Is There a “Right” to Feel Comfortable?

The road to dictatorship is paved with comments like this:

“Well, maybe we should have censorship if it involves hate speech.”

This is what I’m starting to hear people actually say. “Hate speech” is now defined as anything with which you disagree, and anything that “makes” you uncomfortable.

First of all, other people’s statements cannot “make” you uncomfortable. It’s your own ideas and assumptions that cause your emotional comfort or discomfort about anything.

If somebody uses the “N” word, I become uncomfortable. I become uncomfortable not because someone “made” me that way by saying the “N” word. I’m uncomfortable because it conjures up the idea of racism, a primitive form of tribalism and collectivism. Because I subscribe to the idea of individualism, I don’t like any form of collectivism, including racism. And no, I don’t like hateful statements when those statements are based on something irrelevant to a person’s character or choices. It’s irrational and downright silly to hate someone because of, let’s say, their race. Now if you express a hateful feeling about someone because they do something unjust, irrational or harmful — then I’m with you, and I’m not uncomfortable at all.

Our emotions are determined by our convictions, ideas and beliefs. We have no business accusing another of “making” us feel a certain way. If you don’t like what someone says, it’s because you don’t like the ideas implicit in their statements. These ideas conflict with your own ideas. Hold your ground and stick to your convictions; but don’t blame another for the fact that you have them.

This fact of psychology has enormous implications for whether we will ultimately go on living in a free society, or not.

The cultural attitude of today’s society — in academia, most of all, but I see it spreading into the mainstream of the media, the Internet and even daily conversation among otherwise reasonable people — is the idea that “hateful people should simply shut up.”

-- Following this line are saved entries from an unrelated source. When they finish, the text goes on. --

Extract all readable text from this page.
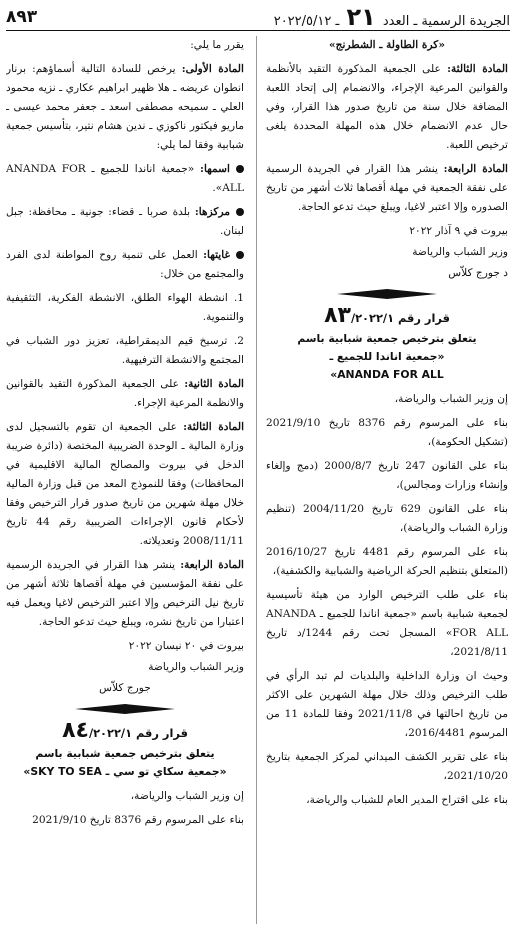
الجريدة الرسمية ـ العدد ٢١ ـ ٢٠٢٢/٥/١٢
٨٩٣

«كرة الطاولة ـ الشطرنج»

المادة الثالثة: على الجمعية المذكورة التقيد بالأنظمة والقوانين المرعية الإجراء، والانضمام إلى إتحاد اللعبة المضافة خلال سنة من تاريخ صدور هذا القرار، وفي حال عدم الانضمام خلال هذه المهلة المحددة يلغى ترخيص اللعبة.

المادة الرابعة: ينشر هذا القرار في الجريدة الرسمية على نفقة الجمعية في مهلة أقصاها ثلاث أشهر من تاريخ الصدوره وإلا اعتبر لاغيا، ويبلغ حيث تدعو الحاجة.

بيروت في ٩ آذار ٢٠٢٢

وزير الشباب والرياضة

د جورج كلاّس

قرار رقم ٨٣/٢٠٢٢/١

يتعلق بترخيص جمعية شبابية باسم

«جمعية اناندا للجميع ـ

ANANDA FOR ALL»

إن وزير الشباب والرياضة،

بناء على المرسوم رقم 8376 تاريخ 2021/9/10 (تشكيل الحكومة)،

بناء على القانون 247 تاريخ 2000/8/7 (دمج وإلغاء وإنشاء وزارات ومجالس)،

بناء على القانون 629 تاريخ 2004/11/20 (تنظيم وزارة الشباب والرياضة)،

بناء على المرسوم رقم 4481 تاريخ 2016/10/27 (المتعلق بتنظيم الحركة الرياضية والشبابية والكشفية)،

بناء على طلب الترخيص الوارد من هيئة تأسيسية لجمعية شبابية باسم «جمعية اناندا للجميع ـ ANANDA FOR ALL» المسجل تحت رقم 1244/د تاريخ 2021/8/11،

وحيث ان وزارة الداخلية والبلديات لم تبد الرأي في طلب الترخيص وذلك خلال مهلة الشهرين على الاكثر من تاريخ احالتها في 2021/11/8 وفقا للمادة 11 من المرسوم 2016/4481،

بناء على تقرير الكشف الميداني لمركز الجمعية بتاريخ 2021/10/20،

بناء على اقتراح المدير العام للشباب والرياضة،

يقرر ما يلي:

المادة الأولى: يرخص للسادة التالية أسماؤهم: برنار انطوان عريضه ـ هلا ظهير ابراهيم عكاري ـ نزيه محمود العلي ـ سميحه مصطفى اسعد ـ جعفر محمد عيسى ـ ماريو فيكتور ناكوزي ـ ندين هشام نتير، بتأسيس جمعية شبابية وفقا لما يلي:

اسمها: «جمعية اناندا للجميع ـ ANANDA FOR ALL».

مركزها: بلدة صربا ـ قضاء: جونية ـ محافظة: جبل لبنان.

غايتها: العمل على تنمية روح المواطنة لدى الفرد والمجتمع من خلال:

1. انشطة الهواء الطلق، الانشطة الفكرية، التثقيفية والتنموية.

2. ترسيخ قيم الديمقراطية، تعزيز دور الشباب في المجتمع والانشطة الترفيهية.

المادة الثانية: على الجمعية المذكورة التقيد بالقوانين والانظمة المرعية الإجراء.

المادة الثالثة: على الجمعية ان تقوم بالتسجيل لدى وزارة المالية ـ الوحدة الضريبية المختصة (دائرة ضريبة الدخل في بيروت والمصالح المالية الاقليمية في المحافظات) وفقا للنموذج المعد من قبل وزارة المالية خلال مهلة شهرين من تاريخ صدور قرار الترخيص وفقا لأحكام قانون الإجراءات الضريبية رقم 44 تاريخ 2008/11/11 وتعديلاته.

المادة الرابعة: ينشر هذا القرار في الجريدة الرسمية على نفقة المؤسسين في مهلة أقصاها ثلاثة أشهر من تاريخ نيل الترخيص وإلا اعتبر الترخيص لاغيا ويعمل فيه اعتبارا من تاريخ نشره، ويبلغ حيث تدعو الحاجة.

بيروت في ٢٠ نيسان ٢٠٢٢

وزير الشباب والرياضة

جورج كلاّس

قرار رقم ٨٤/٢٠٢٢/١

يتعلق بترخيص جمعية شبابية باسم

«جمعية سكاي تو سي ـ SKY TO SEA»

إن وزير الشباب والرياضة،

بناء على المرسوم رقم 8376 تاريخ 2021/9/10
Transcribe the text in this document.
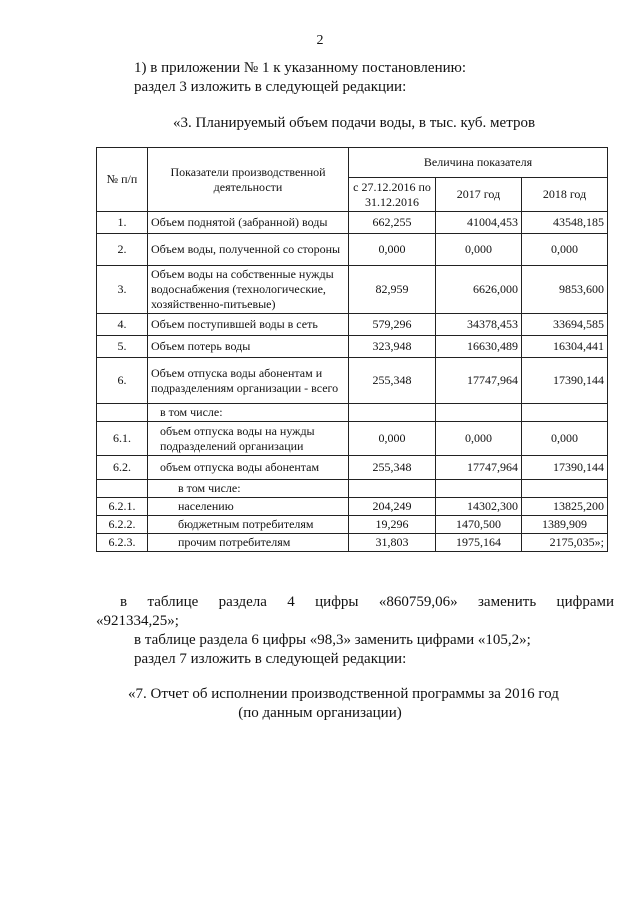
2
1) в приложении № 1 к указанному постановлению:
раздел 3 изложить в следующей редакции:
«3. Планируемый объем подачи воды, в тыс. куб. метров
№ п/п	Показатели производственной деятельности	Величина показателя		
		с 27.12.2016 по 31.12.2016	2017 год	2018 год
1.	Объем поднятой (забранной) воды	662,255	41004,453	43548,185
2.	Объем воды, полученной со стороны	0,000	0,000	0,000
3.	Объем воды на собственные нужды водоснабжения (технологические, хозяйственно-питьевые)	82,959	6626,000	9853,600
4.	Объем поступившей воды в сеть	579,296	34378,453	33694,585
5.	Объем потерь воды	323,948	16630,489	16304,441
6.	Объем отпуска воды абонентам и подразделениям организации - всего	255,348	17747,964	17390,144
	в том числе:			
6.1.	объем отпуска воды на нужды подразделений организации	0,000	0,000	0,000
6.2.	объем отпуска воды абонентам	255,348	17747,964	17390,144
	в том числе:			
6.2.1.	населению	204,249	14302,300	13825,200
6.2.2.	бюджетным потребителям	19,296	1470,500	1389,909
6.2.3.	прочим потребителям	31,803	1975,164	2175,035»;
в таблице раздела 4 цифры «860759,06» заменить цифрами
«921334,25»;
в таблице раздела 6 цифры «98,3» заменить цифрами «105,2»;
раздел 7 изложить в следующей редакции:
«7. Отчет об исполнении производственной программы за 2016 год
(по данным организации)
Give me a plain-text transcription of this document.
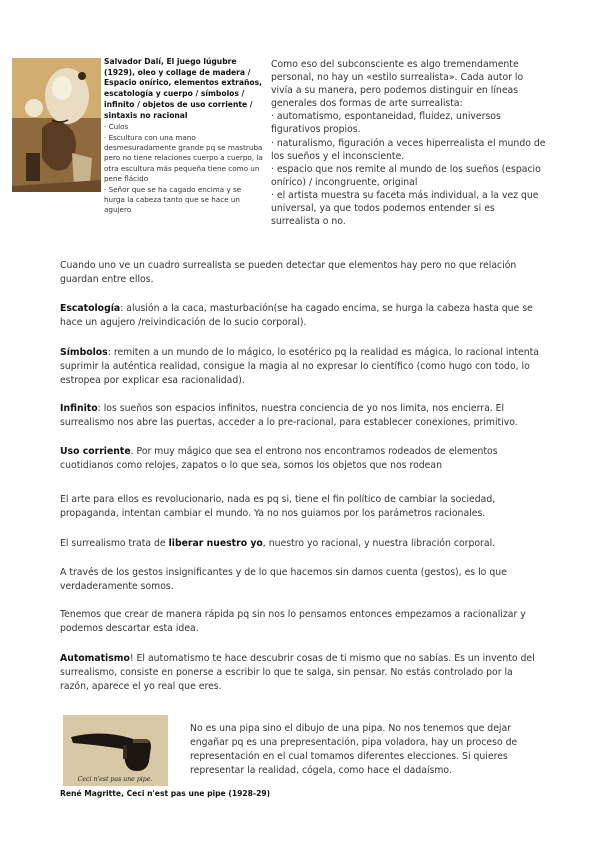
Salvador Dalí, El juego lúgubre (1929), oleo y collage de madera / Espacio onírico, elementos extraños, escatología y cuerpo / símbolos / infinito / objetos de uso corriente / sintaxis no racional
· Culos
· Escultura con una mano desmesuradamente grande pq se mastruba pero no tiene relaciones cuerpo a cuerpo, la otra escultura más pequeña tiene como un pene flácido
· Señor que se ha cagado encima y se hurga la cabeza tanto que se hace un agujero

Como eso del subconsciente es algo tremendamente personal, no hay un «estilo surrealista». Cada autor lo vivía a su manera, pero podemos distinguir en líneas generales dos formas de arte surrealista:

· automatismo, espontaneidad, fluidez, universos figurativos propios.

· naturalismo, figuración a veces hiperrealista el mundo de los sueños y el inconsciente.

· espacio que nos remite al mundo de los sueños (espacio onírico) / incongruente, original

· el artista muestra su faceta más individual, a la vez que universal, ya que todos podemos entender si es surrealista o no.

Cuando uno ve un cuadro surrealista se pueden detectar que elementos hay pero no que relación guardan entre ellos.

Escatología: alusión a la caca, masturbación(se ha cagado encima, se hurga la cabeza hasta que se hace un agujero /reivindicación de lo sucio corporal).

Símbolos: remiten a un mundo de lo mágico, lo esotérico pq la realidad es mágica, lo racional intenta suprimir la auténtica realidad, consigue la magia al no expresar lo científico (como hugo con todo, lo estropea por explicar esa racionalidad).

Infinito: los sueños son espacios infinitos, nuestra conciencia de yo nos limita, nos encierra. El surrealismo nos abre las puertas, acceder a lo pre-racional, para establecer conexiones, primitivo.

Uso corriente. Por muy mágico que sea el entrono nos encontramos rodeados de elementos cuotidianos como relojes, zapatos o lo que sea, somos los objetos que nos rodean

El arte para ellos es revolucionario, nada es pq si, tiene el fin político de cambiar la sociedad, propaganda, intentan cambiar el mundo. Ya no nos guiamos por los parámetros racionales.

El surrealismo trata de liberar nuestro yo, nuestro yo racional, y nuestra libración corporal.

A través de los gestos insignificantes y de lo que hacemos sin damos cuenta (gestos), es lo que verdaderamente somos.

Tenemos que crear de manera rápida pq sin nos lo pensamos entonces empezamos a racionalizar y podemos descartar esta idea.

Automatismo! El automatismo te hace descubrir cosas de ti mismo que no sabías. Es un invento del surrealismo, consiste en ponerse a escribir lo que te salga, sin pensar. No estás controlado por la razón, aparece el yo real que eres.

Ceci n'est pas une pipe.

No es una pipa sino el dibujo de una pipa. No nos tenemos que dejar engañar pq es una prepresentación, pipa voladora, hay un proceso de representación en el cual tomamos diferentes elecciones. Si quieres representar la realidad, cógela, como hace el dadaísmo.

René Magritte, Ceci n'est pas une pipe (1928-29)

On the surface it seems like something you could never dispute. But you have to think about what you’re really saying. My own attitude is the exact opposite. My own belief is, “I may hate what you’re saying, but I would fight to the death for your right to say it.” It’s not that I’d sacrifice my life for someone else I don’t value, especially someone whose views I detest or despise. But I value the right to live in a free society, which includes freedom of thought, speech and association, more than anything else. The right to think freely is a precondition for the exercise of rational thought. Freedom is no guarantee of being right or rational, but it’s an essential precondition. Without the right to think and speak freely, no other rights have any meaning or value.

None of us have a “right” to feel comfortable. Every time we turn around somebody is offended, and looks to some authority figure — generally, the government — to protect that to which they feel entitled: comfort. Gays feel entitled to live in a world where nobody criticizes them; religious fundamentalists feel entitled to live in a world where they don’t have to encounter gays or women who have abortions. Atheists are offended by the fact that somebody somewhere is saying a prayer, while believers are offended by the fact that somebody does not pray. Islamic terrorists are the ultimate example of people who will tolerate no dissension, and they’ll blow up your entire civilization if you dare to offend them by living in a way they consider immoral (which means doing just about anything at all).

As much as it saddens me to see the government ruin important areas of our economy, the last straw, for me, would be to go after freedom of speech. If there’s anything worthy of your hatred, it’s the idea that because you or I hate what another says, we’re morally and legally entitled to shut them up.

We all must get it through our heads: There is no moral or political right to never feel uncomfortable. Everybody is free to think whatever they wish, and state whatever they want on their own time and property. Government, which even in America regulates almost every minute detail of our daily lives, must never be allowed to regulate one iota of free speech. The minute we go down that road, dictatorship is upon us.